Rod Liddle Rod Liddle

So the Cypriots cop it for having fallen for the honeyed promises of the EU

issue 23 March 2013

I had forgotten about Cyprus. I suppose it was lodged somewhere near the back of my mind as a cheap British Mediterranean satrapy usefully divided into two: a southern bit, where our chavs went on holiday, and a northern bit where our criminals hide out from the filth. I was dimly aware that we had allowed them, some time ago, to go their own merry way and that since had followed a predictable descent into barbarism, yet another Ottoman invasion and some sort of coup effected by the useless Greeks. And that’s it, really. I know too that over the years Cyprus has been owned by almost everybody, from the Romans to the Knights Templar and various dissolute rich Venetians, and that almost all of these administrations were preferable to the one they have now, which is as one of Germany’s string of bitch-slapped client states within the democratic, accountable and uniquely successful European Union.

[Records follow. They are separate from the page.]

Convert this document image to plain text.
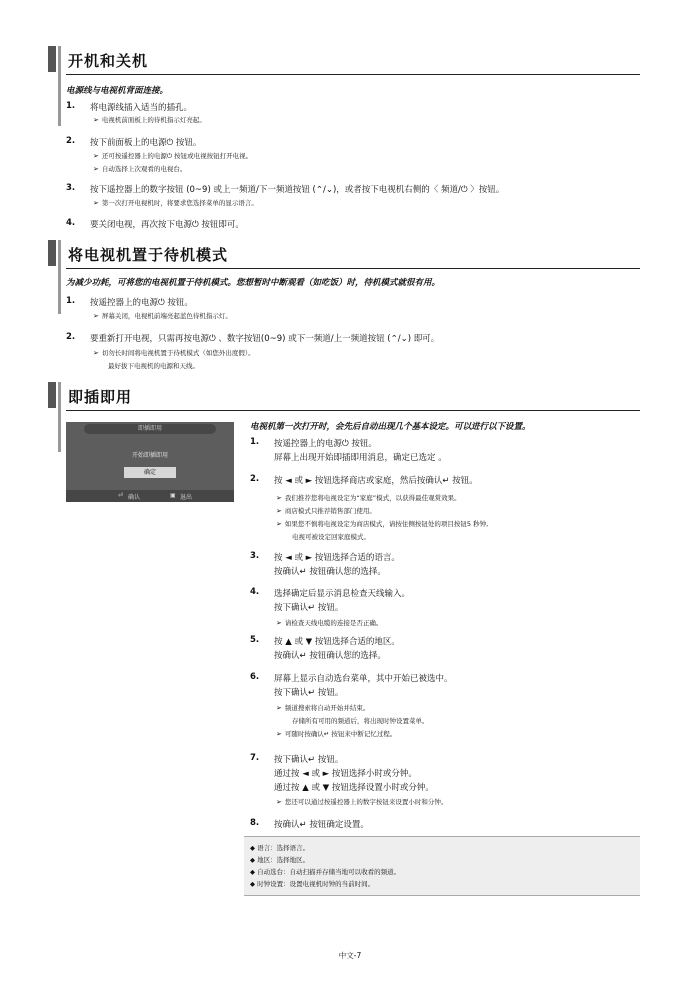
开机和关机
电源线与电视机背面连接。
1. 将电源线插入适当的插孔。
➢ 电视机前面板上的待机指示灯亮起。
2. 按下前面板上的电源⏻ 按钮。
➢ 还可按遥控器上的电源⏻ 按钮或电视按钮打开电视。
➢ 自动选择上次观看的电视台。
3. 按下遥控器上的数字按钮 (0~9) 或上一频道/下一频道按钮 (⌃/⌄)，或者按下电视机右侧的〈 频道/⏻ 〉按钮。
➢ 第一次打开电视机时，将要求您选择菜单的显示语言。
4. 要关闭电视，再次按下电源⏻ 按钮即可。
将电视机置于待机模式
为减少功耗，可将您的电视机置于待机模式。您想暂时中断观看（如吃饭）时，待机模式就很有用。
1. 按遥控器上的电源⏻ 按钮。
➢ 屏幕关闭，电视机前端亮起蓝色待机指示灯。
2. 要重新打开电视，只需再按电源⏻ 、数字按钮(0~9) 或下一频道/上一频道按钮 (⌃/⌄) 即可。
➢ 切勿长时间将电视机置于待机模式（如您外出度假）。
最好拔下电视机的电源和天线。
即插即用
即插即用
开始即插即用
确定
⏎ 确认	▣ 退出
电视机第一次打开时，会先后自动出现几个基本设定。可以进行以下设置。
1. 按遥控器上的电源⏻ 按钮。
屏幕上出现开始即插即用消息，确定已选定 。
2. 按 ◄ 或 ► 按钮选择商店或家庭，然后按确认↵ 按钮。
➢ 我们推荐您将电视设定为“家庭”模式，以获得最佳观赏效果。
➢ 商店模式只推荐销售部门使用。
➢ 如果您不慎将电视设定为商店模式，请按住侧按钮处的项目按钮5 秒钟,
电视可被设定回家庭模式。
3. 按 ◄ 或 ► 按钮选择合适的语言。
按确认↵ 按钮确认您的选择。
4. 选择确定后显示消息检查天线输入。
按下确认↵ 按钮。
➢ 请检查天线电缆的连接是否正确。
5. 按 ▲ 或 ▼ 按钮选择合适的地区。
按确认↵ 按钮确认您的选择。
6. 屏幕上显示自动选台菜单，其中开始已被选中。
按下确认↵ 按钮。
➢ 频道搜索将自动开始并结束。
存储所有可用的频道后，将出现时钟设置菜单。
➢ 可随时按确认↵ 按钮来中断记忆过程。
7. 按下确认↵ 按钮。
通过按 ◄ 或 ► 按钮选择小时或分钟。
通过按 ▲ 或 ▼ 按钮选择设置小时或分钟。
➢ 您还可以通过按遥控器上的数字按钮来设置小时和分钟。
8. 按确认↵ 按钮确定设置。
◆ 语言：选择语言。
◆ 地区：选择地区。
◆ 自动选台：自动扫描并存储当地可以收看的频道。
◆ 时钟设置：设置电视机时钟的当前时间。
中文-7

I think I knew that they were in the EU, the southern bit, and were thus now trading in euros rather than goat dung or whatever, and desperately miserable, impoverished and angry. I suppose it was also in the back of my mind that if the country had any sort of economy, probably based almost entirely on selling lager and condoms to young people from places like Rotherham and Sittingbourne, it would be now be utterly wrecked as a consequence of misbegotten EU membership. But it certainly hadn’t occurred to me that their own government, having been urged to do so by the EU troika and the International Monetary Fund, would attempt to rob its people of their savings. Still less that all this would annoy Russians. Something new every day.

The decision to relieve Cypriots of up to almost 10 per cent of their savings to underwrite a loan designed to keep this hilarious edifice the EU afloat for a few more months and bail out their own banks was, as Vladimir Putin put it, ‘unfair, unprofessional and dangerous’.